In conversations with super and wealth sector CPCOs, they see their future roles becoming even more strategic and commercial in building organisational capabilities and capacities to deal with greater competition. Our CPCO knows that executing different growth or transformation plans starts with refreshing their executive teams.  Will they become a future chief competition officer?

In this future leader series, we have met our super hero CEO with their 4Cs, our conductor CIO and their 4Rs, our CRO aka chief reputation officer and their 4Ss, and our ninja CMO with their 5Ms. Let’s now meet our future CPCO who will deal with the 5Ps of purpose, practice, prose, place and, of course, people.

The 5Ps – purpose, practices, prose, place and people

Purpose:  A strong purpose driven organisation will have developed its vision and values to underpin its culture.  Our CPCO knows values are at the core of culture. Read any value statement and they all speak of employees, clients, strong probity so nothing is new.  It is their authenticity, the actions not the words that count.

Purpose should focus all decision making, have alignment with all stakeholders, including customers. A well-defined and articulated purpose and vision statement can be attractive to customers.

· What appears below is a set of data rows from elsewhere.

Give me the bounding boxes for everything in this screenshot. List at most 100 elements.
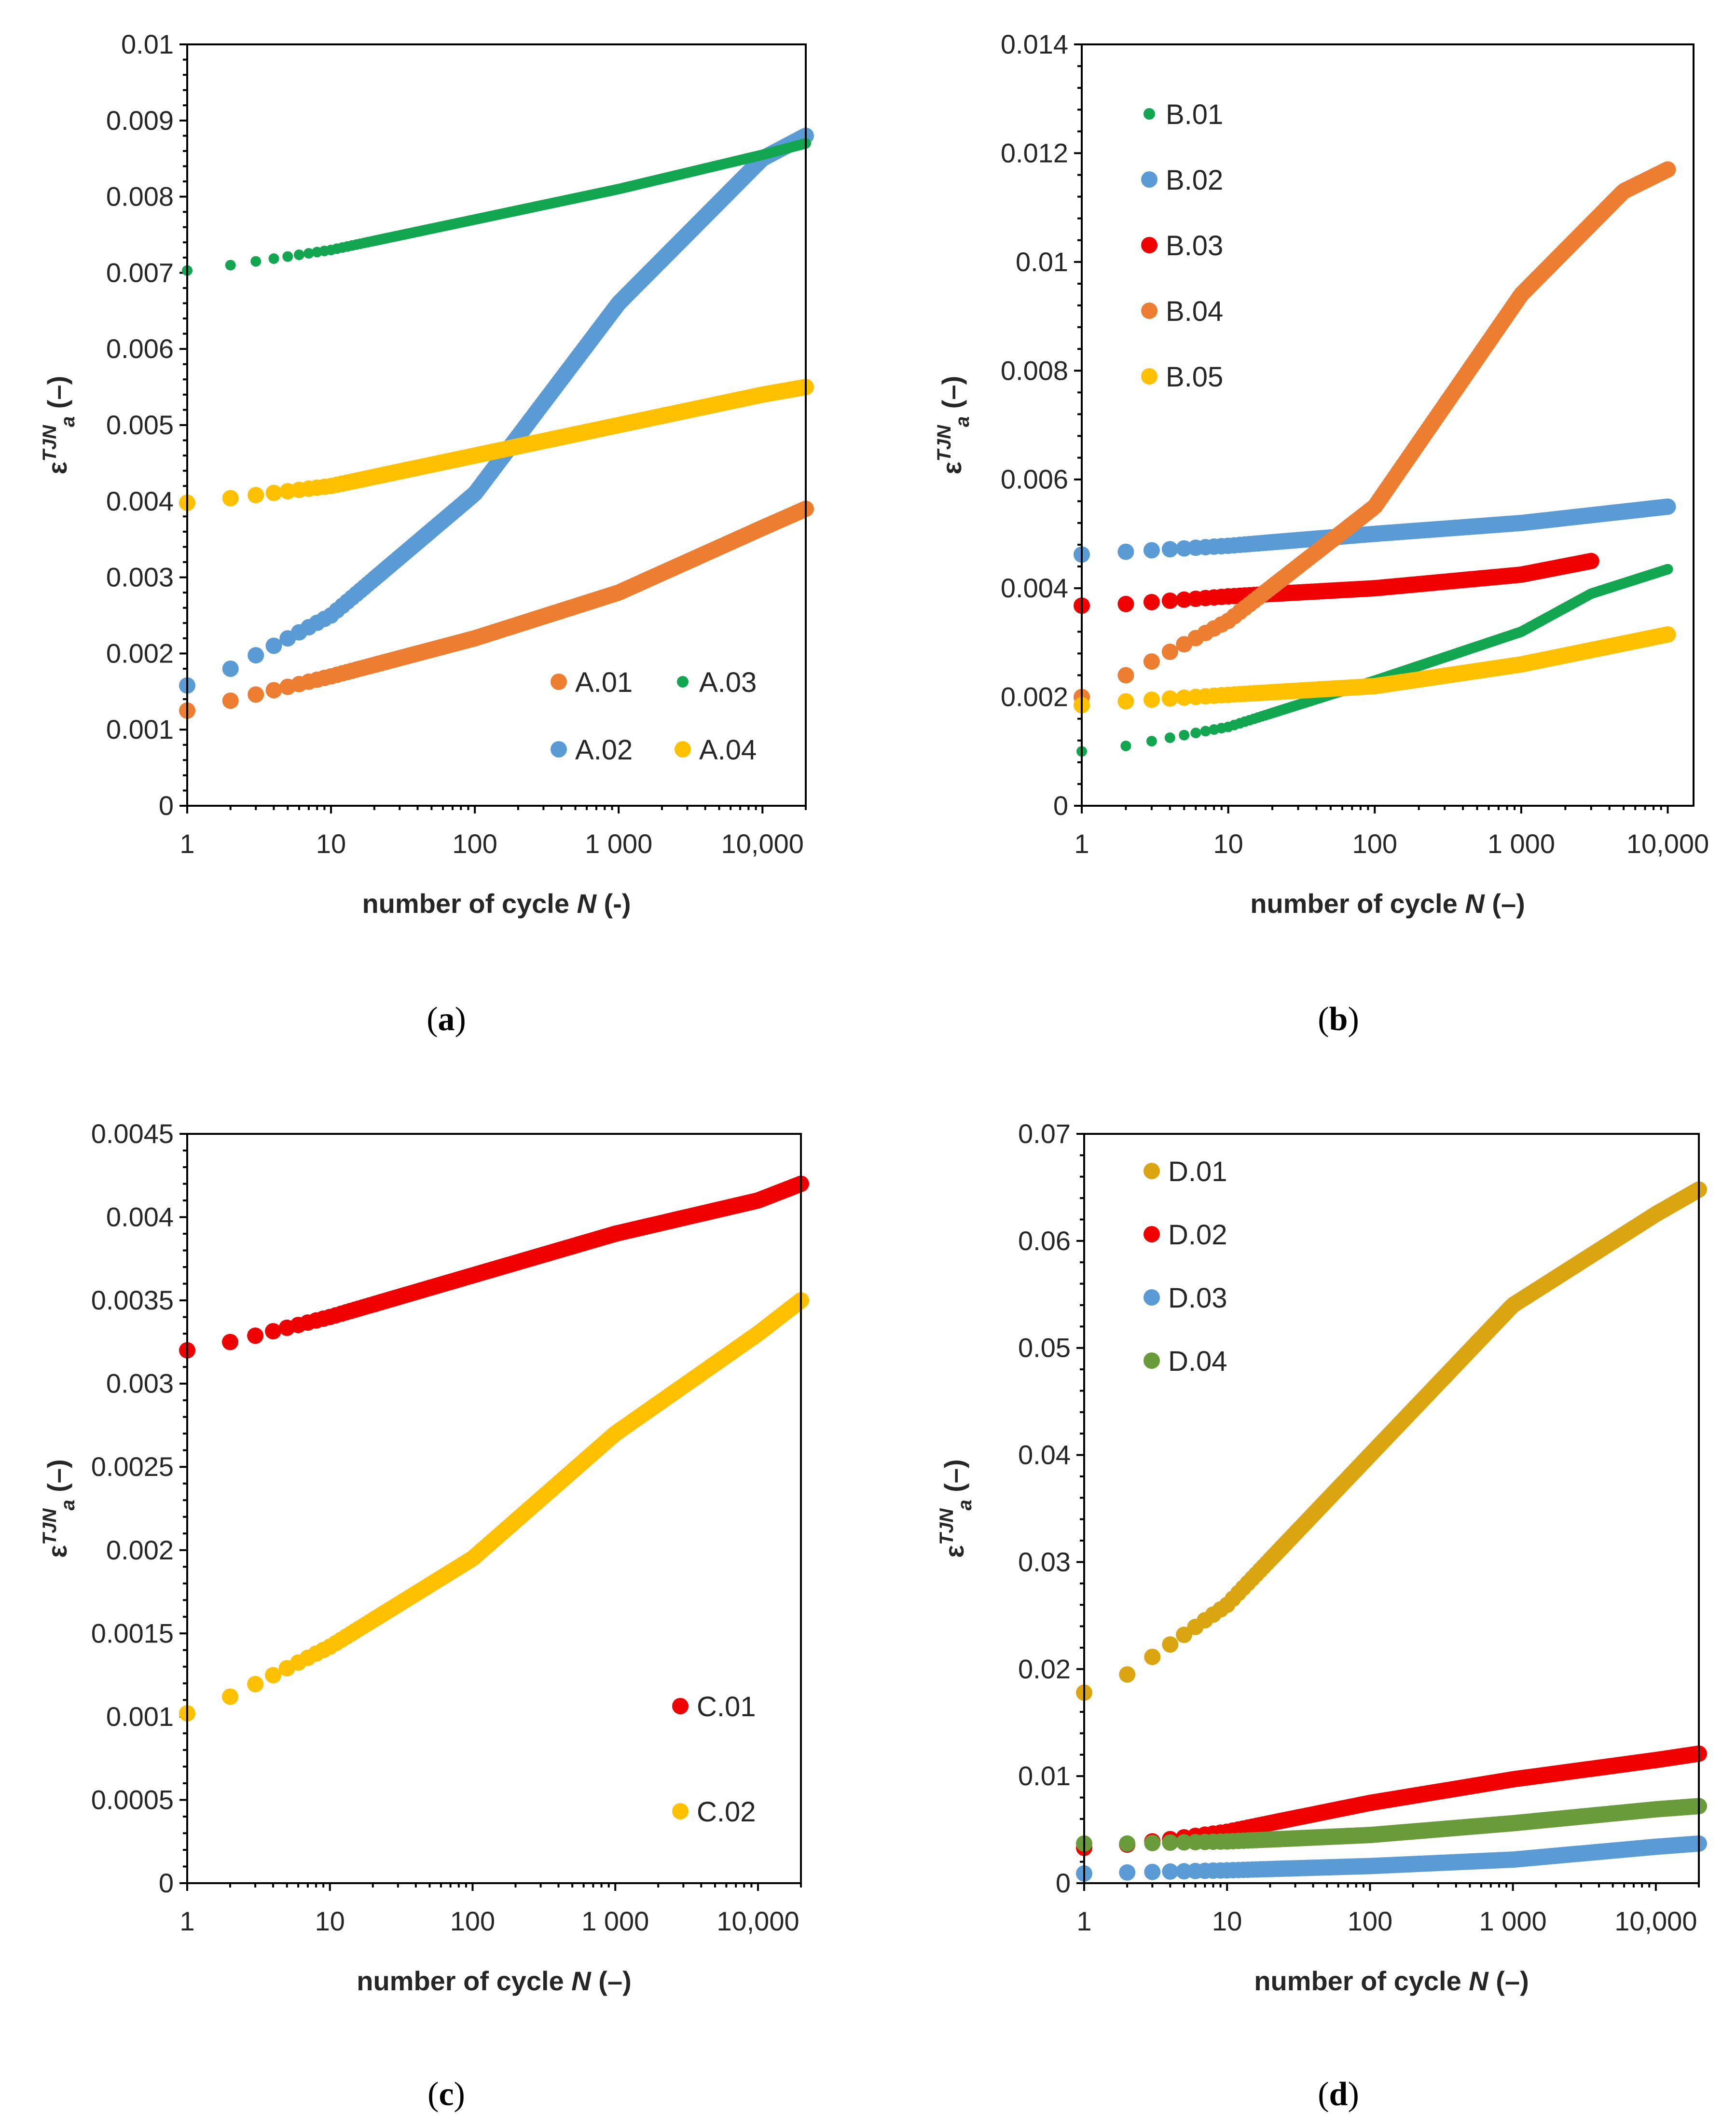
legend-label: B.02 [1166, 165, 1223, 196]
data-point [1583, 552, 1599, 569]
series-D.03 [1076, 1835, 1707, 1882]
data-point [268, 253, 279, 264]
data-point [1119, 1666, 1136, 1683]
y-axis: 0 0.0005 0.001 0.0015 0.002 0.0025 0.003 0.0035… [91, 1118, 187, 1898]
data-point [222, 692, 239, 709]
y-axis: 0 0.001 0.002 0.003 0.004 0.005 0.006 0.007 0.00… [106, 29, 187, 821]
x-axis-label: number of cycle N (-) [362, 888, 631, 919]
x-tick-label: 1 000 [1488, 828, 1555, 859]
y-tick-label: 0.004 [1001, 573, 1068, 603]
legend-marker [672, 1698, 689, 1714]
legend-marker [551, 741, 567, 758]
y-tick-label: 0.01 [1016, 247, 1068, 277]
x-tick-label: 10,000 [1626, 828, 1709, 859]
x-tick-label: 1 [179, 828, 194, 859]
y-axis-label: εTJNa (–) [936, 1459, 976, 1557]
y-tick-label: 0.07 [1018, 1118, 1071, 1149]
y-tick-label: 0.009 [106, 105, 174, 136]
x-axis-label: number of cycle N (–) [357, 1966, 631, 1996]
x-tick-label: 100 [1352, 828, 1397, 859]
y-tick-label: 0.004 [106, 486, 174, 516]
data-point [303, 248, 314, 259]
data-point [1143, 691, 1160, 708]
legend: B.01 B.02 B.03 B.04 B.05 [1141, 99, 1223, 393]
y-tick-label: 0.01 [1018, 1761, 1071, 1791]
legend-label: A.03 [699, 667, 757, 698]
data-point [1179, 730, 1190, 741]
legend-label: B.05 [1166, 361, 1223, 393]
data-point [248, 686, 264, 703]
y-tick-label: 0.007 [106, 257, 174, 288]
panel-caption: (b) [1318, 1001, 1359, 1038]
legend-label: D.02 [1168, 1219, 1227, 1251]
legend-label: B.04 [1166, 296, 1223, 327]
legend-label: B.03 [1166, 230, 1223, 262]
legend-label: D.01 [1168, 1156, 1227, 1187]
data-point [1119, 1835, 1136, 1852]
y-tick-label: 0.04 [1018, 1440, 1071, 1470]
data-point [1143, 593, 1160, 610]
series-A.03 [182, 138, 811, 276]
x-tick-label: 100 [1348, 1906, 1392, 1936]
data-point [293, 249, 304, 261]
series-A.04 [179, 379, 814, 511]
data-point [1162, 1834, 1179, 1851]
y-tick-label: 0.005 [106, 410, 174, 440]
legend-marker [672, 1803, 689, 1819]
data-points [179, 1175, 809, 1722]
data-point [1117, 595, 1134, 612]
chart-panel-a: 0 0.001 0.002 0.003 0.004 0.005 0.006 0.007 0.00… [39, 29, 814, 1038]
y-tick-label: 0.008 [1001, 355, 1068, 386]
panel-caption: (d) [1318, 2076, 1359, 2113]
legend-label: C.01 [697, 1691, 756, 1722]
y-tick-label: 0.002 [1001, 682, 1068, 712]
y-tick-label: 0.006 [106, 333, 174, 364]
data-point [265, 682, 282, 699]
x-axis: 1 10 100 1 000 10,000 [1074, 806, 1709, 859]
data-point [282, 251, 293, 262]
data-point [1117, 693, 1134, 710]
data-points [1076, 1181, 1707, 1882]
legend-marker [1141, 303, 1157, 319]
data-point [1161, 541, 1178, 558]
legend-label: D.03 [1168, 1282, 1227, 1314]
x-tick-label: 10,000 [716, 1906, 799, 1936]
data-point [222, 661, 239, 677]
x-axis: 1 10 100 1 000 10,000 [1076, 1883, 1700, 1936]
x-tick-label: 1 000 [1479, 1906, 1547, 1936]
data-point [1200, 726, 1211, 737]
y-tick-label: 0.0035 [91, 1285, 174, 1315]
data-point [222, 1334, 238, 1350]
x-tick-label: 1 000 [585, 828, 652, 859]
data-point [1176, 689, 1193, 706]
series-D.02 [1076, 1745, 1707, 1856]
x-tick-label: 100 [452, 828, 497, 859]
x-tick-label: 10,000 [721, 828, 804, 859]
data-point [247, 1676, 264, 1693]
x-axis-label: number of cycle N (–) [1250, 888, 1525, 919]
x-tick-label: 10 [1212, 1906, 1242, 1936]
data-point [1144, 1863, 1161, 1880]
data-point [1162, 1863, 1179, 1880]
x-tick-label: 10 [315, 1906, 345, 1936]
data-point [265, 1323, 282, 1340]
data-point [1176, 591, 1193, 608]
data-point [248, 487, 264, 504]
y-axis-label: εTJNa (–) [39, 1459, 79, 1557]
data-point [1161, 690, 1178, 707]
y-tick-label: 0.003 [106, 562, 174, 593]
legend-marker [1141, 237, 1157, 253]
data-point [1161, 643, 1178, 660]
series-C.01 [179, 1175, 809, 1359]
data-point [222, 1688, 238, 1705]
data-point [1662, 564, 1673, 575]
y-axis-label: εTJNa (–) [934, 376, 973, 474]
series-D.01 [1076, 1181, 1707, 1701]
y-tick-label: 0 [159, 1868, 174, 1898]
y-tick-label: 0.06 [1018, 1226, 1071, 1256]
y-tick-label: 0 [159, 790, 174, 821]
plot-frame [1083, 1133, 1700, 1884]
data-point [1659, 498, 1676, 515]
series-B.05 [1074, 626, 1676, 714]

Nonprofits do vision well. Oxfam envisions “a just world without poverty”. They think big! Could super funds think bigger by ‘assisting our members dreams become reality’?

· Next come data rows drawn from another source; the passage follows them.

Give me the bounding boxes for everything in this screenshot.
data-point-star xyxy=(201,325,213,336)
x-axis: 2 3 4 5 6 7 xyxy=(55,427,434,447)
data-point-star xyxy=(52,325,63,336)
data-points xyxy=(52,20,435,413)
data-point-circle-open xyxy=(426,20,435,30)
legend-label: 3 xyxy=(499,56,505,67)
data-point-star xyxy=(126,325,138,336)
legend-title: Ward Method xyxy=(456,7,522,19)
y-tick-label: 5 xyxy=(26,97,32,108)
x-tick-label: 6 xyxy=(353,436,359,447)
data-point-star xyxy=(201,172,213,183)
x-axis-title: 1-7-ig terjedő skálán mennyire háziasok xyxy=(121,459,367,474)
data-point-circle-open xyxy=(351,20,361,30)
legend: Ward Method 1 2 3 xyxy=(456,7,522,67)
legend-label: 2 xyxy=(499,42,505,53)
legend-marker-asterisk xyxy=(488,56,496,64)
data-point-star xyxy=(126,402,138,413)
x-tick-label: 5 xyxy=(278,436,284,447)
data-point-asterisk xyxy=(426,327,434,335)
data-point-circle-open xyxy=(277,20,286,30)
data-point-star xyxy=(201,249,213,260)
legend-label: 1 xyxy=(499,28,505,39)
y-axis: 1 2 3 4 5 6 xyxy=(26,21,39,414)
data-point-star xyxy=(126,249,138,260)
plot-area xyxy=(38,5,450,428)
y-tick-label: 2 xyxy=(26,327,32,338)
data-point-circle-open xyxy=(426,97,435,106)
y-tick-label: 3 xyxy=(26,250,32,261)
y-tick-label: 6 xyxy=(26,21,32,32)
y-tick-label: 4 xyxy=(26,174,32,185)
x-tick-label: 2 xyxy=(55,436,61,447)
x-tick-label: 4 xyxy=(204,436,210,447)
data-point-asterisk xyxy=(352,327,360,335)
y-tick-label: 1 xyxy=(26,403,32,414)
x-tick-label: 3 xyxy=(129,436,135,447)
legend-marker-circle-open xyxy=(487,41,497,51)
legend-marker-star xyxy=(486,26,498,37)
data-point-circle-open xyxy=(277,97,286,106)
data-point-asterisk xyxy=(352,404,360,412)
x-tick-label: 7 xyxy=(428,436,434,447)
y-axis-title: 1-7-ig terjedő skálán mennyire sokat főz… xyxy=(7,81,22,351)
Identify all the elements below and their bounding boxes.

Practices: This is where the organisation gets to walk the talk on values.  If “people are our greatest asset,” so the career and succession planning, mentoring and coaching, KPIs and rewards must be aligned. The commercial CPCO knows a strong employee experience leads to better customer outcomes.

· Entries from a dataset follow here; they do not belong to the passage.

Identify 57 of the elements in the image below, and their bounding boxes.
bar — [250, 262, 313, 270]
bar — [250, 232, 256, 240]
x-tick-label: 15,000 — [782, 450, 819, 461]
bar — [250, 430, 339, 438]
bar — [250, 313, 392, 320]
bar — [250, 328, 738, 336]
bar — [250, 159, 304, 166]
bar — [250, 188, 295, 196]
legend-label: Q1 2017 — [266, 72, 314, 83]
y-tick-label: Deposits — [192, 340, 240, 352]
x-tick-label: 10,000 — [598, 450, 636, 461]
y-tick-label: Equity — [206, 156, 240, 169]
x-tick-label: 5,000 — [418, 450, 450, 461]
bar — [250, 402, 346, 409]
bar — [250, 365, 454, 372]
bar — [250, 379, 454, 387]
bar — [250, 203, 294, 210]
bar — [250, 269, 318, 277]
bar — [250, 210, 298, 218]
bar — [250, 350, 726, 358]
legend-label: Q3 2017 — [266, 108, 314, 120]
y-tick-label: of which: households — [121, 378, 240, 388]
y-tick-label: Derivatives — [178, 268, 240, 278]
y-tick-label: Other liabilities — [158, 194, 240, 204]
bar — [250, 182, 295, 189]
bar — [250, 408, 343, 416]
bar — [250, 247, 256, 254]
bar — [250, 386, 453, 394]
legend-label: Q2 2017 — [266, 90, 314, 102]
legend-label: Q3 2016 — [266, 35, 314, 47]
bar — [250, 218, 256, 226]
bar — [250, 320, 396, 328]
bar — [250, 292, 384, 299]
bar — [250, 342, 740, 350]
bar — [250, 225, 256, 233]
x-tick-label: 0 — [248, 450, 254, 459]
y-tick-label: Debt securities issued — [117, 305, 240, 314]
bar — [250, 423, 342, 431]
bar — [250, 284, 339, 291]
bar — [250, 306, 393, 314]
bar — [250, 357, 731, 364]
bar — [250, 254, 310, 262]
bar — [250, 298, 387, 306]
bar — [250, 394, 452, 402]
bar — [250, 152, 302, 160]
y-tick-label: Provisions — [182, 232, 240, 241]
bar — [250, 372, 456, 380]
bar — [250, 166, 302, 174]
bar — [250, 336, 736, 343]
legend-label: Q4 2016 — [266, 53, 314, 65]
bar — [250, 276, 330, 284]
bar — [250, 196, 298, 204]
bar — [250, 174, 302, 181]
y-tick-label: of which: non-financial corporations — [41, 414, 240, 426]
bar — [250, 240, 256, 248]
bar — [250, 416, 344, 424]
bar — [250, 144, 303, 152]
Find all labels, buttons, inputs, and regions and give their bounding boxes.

With the quality of leadership under scrutiny during the pandemic, our CPCO will need to ensure a robust leadership culture. This is now a top agenda item for all boards as poor leadership is obviously a reputation risk but also severely culture damaging.

Prose – Storytelling is as old as the tribal campfire. Stories retold over time gives the tribe meaning. The Vikings had the sagas, the ancients Greeks had their plays and poems.  All organizations have history when shaped into strong stories contributes to culture.  Some use heritage marketing concepts such as museums e.g. BMW Welt and Coke. Our CPCO will enhance their organisation’s culture via story development and presentation.

Place: The world’s leading employers put great thought into their office designs from standalone campuses to aesthetics.  Our CPCO, as the culture champion, will be onto the design of the future workplace.  If we value collaboration, creativity and open feedback then lots of open spaces for interaction will be the norm.  Likewise fully embracing the distributed office will be expected by the best talent. This is where values come to life.

People: We know our people build our culture so we need the right people joining.  Research shows cultural fit is more important than ideal role fit.  The best firms are rigorous at assessing for talent and culture fit. Higher cultural alignment results in lower turnover. Inclusivity allows everyone to be fully valued and maximizing their potential. Our CPCO will develop the right “culture carriers” to create and reinforce the desired culture.

A business doesn’t build value, people do!  Hence the best value comes from the best people. Our future CPCO will be a key talent nurturer, masterful leadership coach, values owner, and will continue their quest of building a successful, well recognised culture that drives their organisation’s winning employee value proposition. Their special talents of chief people whisperer and culture champion will anoint them as chief competition officer and a valued member of the leadership triumvirate as HBR predicted.